GUPBI Usul Manfaatkan Babi Tekan Sampah di Bali: Solusi Unik atau Tantangan Baru?
Gabungan Usaha Peternakan Babi Indonesia (GUPBI) Bali mengusulkan solusi unik untuk mengurangi sampah dengan memanfaatkan babi sebagai pengolah sampah organik, namun usulan ini menimbulkan tantangan tersendiri.

Denpasar, 22 April 2024 - Gabungan Usaha Peternakan Babi Indonesia (GUPBI) Bali mengajukan usulan inovatif kepada pemerintah daerah: memanfaatkan babi untuk mengurangi volume sampah. Usulan ini muncul sebagai respon terhadap permasalahan sampah yang terus meningkat di Bali, khususnya sampah organik dari sisa makanan rumah tangga dan pasar. Ketua GUPBI Bali, I Ketut Hari Suyasa, memaparkan gagasan ini sebagai solusi yang berpotensi mengurangi beban Tempat Pembuangan Akhir (TPA).
Menurut Suyasa, seekor babi membutuhkan sekitar tiga kilogram makanan per hari. Makanan ini dapat diperoleh dari sisa makanan dapur rumah tangga, sehingga mengurangi jumlah sampah yang berakhir di TPA. "Bayangkan jika di setiap kota keluarga memelihara seekor babi," kata Suyasa, "maka pencarian sisa makanan akan mengurangi sampah yang dibuang secara signifikan."
Lebih jauh, Suyasa juga menyoroti potensi besar dari sampah pasar berupa buah dan sayur yang mencapai dua ton per hari. Sampah ini, jika diolah dengan tepat, dapat menjadi pakan ternak babi yang bernilai ekonomi. Ia menambahkan bahwa teknologi pengolahan pakan ternak babi telah berkembang, sehingga masalah bau dapat diminimalisir. Terkait pencemaran lingkungan, Suyasa berpendapat bahwa kotoran babi tidak jauh berbeda dengan kotoran hewan peliharaan lainnya.
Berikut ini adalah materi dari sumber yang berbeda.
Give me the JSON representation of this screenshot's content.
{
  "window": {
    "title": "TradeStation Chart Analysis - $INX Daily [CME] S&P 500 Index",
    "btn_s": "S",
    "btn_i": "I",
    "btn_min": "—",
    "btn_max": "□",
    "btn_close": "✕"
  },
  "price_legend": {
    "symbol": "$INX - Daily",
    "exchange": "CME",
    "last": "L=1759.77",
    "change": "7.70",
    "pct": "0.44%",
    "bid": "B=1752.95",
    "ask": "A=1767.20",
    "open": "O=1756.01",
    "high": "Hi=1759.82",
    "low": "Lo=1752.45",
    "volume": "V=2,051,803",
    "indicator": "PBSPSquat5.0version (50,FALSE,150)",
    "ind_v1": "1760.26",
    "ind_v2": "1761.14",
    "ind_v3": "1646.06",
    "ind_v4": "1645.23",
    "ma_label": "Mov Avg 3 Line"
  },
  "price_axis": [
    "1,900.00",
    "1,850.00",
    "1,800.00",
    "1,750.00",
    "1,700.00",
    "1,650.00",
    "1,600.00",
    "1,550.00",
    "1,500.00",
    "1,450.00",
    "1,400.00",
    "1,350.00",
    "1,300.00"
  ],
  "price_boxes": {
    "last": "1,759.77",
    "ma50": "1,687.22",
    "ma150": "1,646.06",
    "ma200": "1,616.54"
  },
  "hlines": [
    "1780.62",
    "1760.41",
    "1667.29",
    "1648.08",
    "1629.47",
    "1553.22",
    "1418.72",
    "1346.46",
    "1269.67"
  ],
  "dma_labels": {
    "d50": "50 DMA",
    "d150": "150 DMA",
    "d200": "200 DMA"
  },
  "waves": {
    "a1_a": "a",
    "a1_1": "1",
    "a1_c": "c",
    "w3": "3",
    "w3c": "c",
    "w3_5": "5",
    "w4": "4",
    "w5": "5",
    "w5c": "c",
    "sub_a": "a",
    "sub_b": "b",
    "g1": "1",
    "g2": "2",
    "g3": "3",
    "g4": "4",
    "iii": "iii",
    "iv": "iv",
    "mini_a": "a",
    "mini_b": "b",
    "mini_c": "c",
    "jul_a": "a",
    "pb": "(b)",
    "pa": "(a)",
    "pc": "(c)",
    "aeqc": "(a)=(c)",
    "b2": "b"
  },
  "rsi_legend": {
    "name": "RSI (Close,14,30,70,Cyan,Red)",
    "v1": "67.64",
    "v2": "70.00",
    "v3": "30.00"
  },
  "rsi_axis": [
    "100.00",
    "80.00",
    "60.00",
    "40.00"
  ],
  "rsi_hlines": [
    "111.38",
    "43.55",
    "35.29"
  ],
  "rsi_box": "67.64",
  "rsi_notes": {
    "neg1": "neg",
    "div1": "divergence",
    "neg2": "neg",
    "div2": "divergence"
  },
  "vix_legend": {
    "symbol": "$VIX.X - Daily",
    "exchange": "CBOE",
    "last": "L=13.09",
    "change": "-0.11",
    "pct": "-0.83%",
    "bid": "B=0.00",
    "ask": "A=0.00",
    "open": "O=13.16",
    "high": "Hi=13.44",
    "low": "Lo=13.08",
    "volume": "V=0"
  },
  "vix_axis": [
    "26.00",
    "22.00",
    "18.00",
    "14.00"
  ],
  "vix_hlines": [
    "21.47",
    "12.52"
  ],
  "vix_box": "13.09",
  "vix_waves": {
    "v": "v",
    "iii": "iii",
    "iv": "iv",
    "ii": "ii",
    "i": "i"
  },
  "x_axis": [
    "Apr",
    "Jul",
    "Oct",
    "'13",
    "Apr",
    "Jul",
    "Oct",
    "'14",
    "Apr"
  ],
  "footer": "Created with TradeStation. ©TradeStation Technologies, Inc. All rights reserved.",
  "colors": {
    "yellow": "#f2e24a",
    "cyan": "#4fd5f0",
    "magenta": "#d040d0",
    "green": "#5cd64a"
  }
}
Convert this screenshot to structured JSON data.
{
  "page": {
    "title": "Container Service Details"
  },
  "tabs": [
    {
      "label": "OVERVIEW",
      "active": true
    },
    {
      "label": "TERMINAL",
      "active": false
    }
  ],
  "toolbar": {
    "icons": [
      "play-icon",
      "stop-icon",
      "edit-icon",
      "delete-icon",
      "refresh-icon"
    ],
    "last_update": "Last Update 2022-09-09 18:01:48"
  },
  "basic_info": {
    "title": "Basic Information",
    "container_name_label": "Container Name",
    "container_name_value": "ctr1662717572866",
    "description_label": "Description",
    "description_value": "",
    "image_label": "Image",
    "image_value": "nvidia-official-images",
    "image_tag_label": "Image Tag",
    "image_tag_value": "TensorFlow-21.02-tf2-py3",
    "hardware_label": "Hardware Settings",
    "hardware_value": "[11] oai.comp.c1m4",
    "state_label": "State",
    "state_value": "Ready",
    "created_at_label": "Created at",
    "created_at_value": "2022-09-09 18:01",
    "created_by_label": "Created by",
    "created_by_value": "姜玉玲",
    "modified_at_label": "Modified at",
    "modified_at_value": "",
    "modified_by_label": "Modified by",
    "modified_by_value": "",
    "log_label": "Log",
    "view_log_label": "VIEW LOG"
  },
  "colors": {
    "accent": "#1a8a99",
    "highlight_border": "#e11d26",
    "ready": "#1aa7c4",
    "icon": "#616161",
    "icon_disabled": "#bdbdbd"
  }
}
Mengurangi Sampah dan Menghidupkan Kembali Tradisi
GUPBI Bali melihat usulan ini tidak hanya sebagai solusi lingkungan, tetapi juga sebagai upaya untuk menghidupkan kembali tradisi peternakan babi rumahan di Bali. Tradisi ini, menurut Suyasa, memiliki nilai budaya dan adat yang penting, terutama dalam konteks upacara keagamaan seperti Galungan. Dengan semakin berkurangnya peternak babi rumahan, tradisi mepatung (patungan desa adat membeli babi) mulai tergerus.
Saat ini, dari 27.000 anggota GUPBI Bali, hanya separuhnya yang merupakan peternak rumahan, dan mereka sebagian besar berada di daerah pedesaan. Di kota-kota seperti Denpasar dan Badung, peternak babi rumahan sudah sangat jarang ditemui. Kondisi ini menyebabkan sulitnya mendapatkan pasokan babi, dan berdampak pada tradisi mepatung yang semakin memudar.
"Dahulu, desa adat akan membeli babi untuk mepatung dari warga peternak," jelas Suyasa. "Namun, dengan berkurangnya peternak rumahan, semangat gotong royong dalam mengolah babi bersama di hari raya pun ikut hilang."
Tantangan dan Pergeseran Budaya
Suyasa mencatat bahwa peternak rumahan paling banyak tersebar di Klungkung, Karangasem, Jembrana, dan Bangli. Sementara itu, di Denpasar dan Badung, jumlahnya semakin sedikit. Akibatnya, masyarakat cenderung membeli daging babi potong dengan harga yang lebih mahal, yaitu sekitar Rp120.000 per kilogram, atau dua kali lipat dari harga mepatung.
"Masyarakat menganggap cara mepatung ribet," ujar Suyasa. "Budaya ini mulai bergeser, dan orang-orang lebih memilih cara praktis. Sekarang, babi hanya dibeli untuk upacara, dan daging ayam misalnya, lebih sering dikonsumsi sehari-hari."
Usulan GUPBI Bali ini tentu menarik perhatian. Namun, implementasinya memerlukan perencanaan matang dan mengatasi berbagai tantangan, termasuk edukasi masyarakat, pengelolaan limbah ternak, dan adaptasi terhadap kondisi perkotaan. Apakah usulan ini akan menjadi solusi efektif untuk mengurangi sampah di Bali, atau justru menimbulkan tantangan baru, masih perlu dikaji lebih lanjut.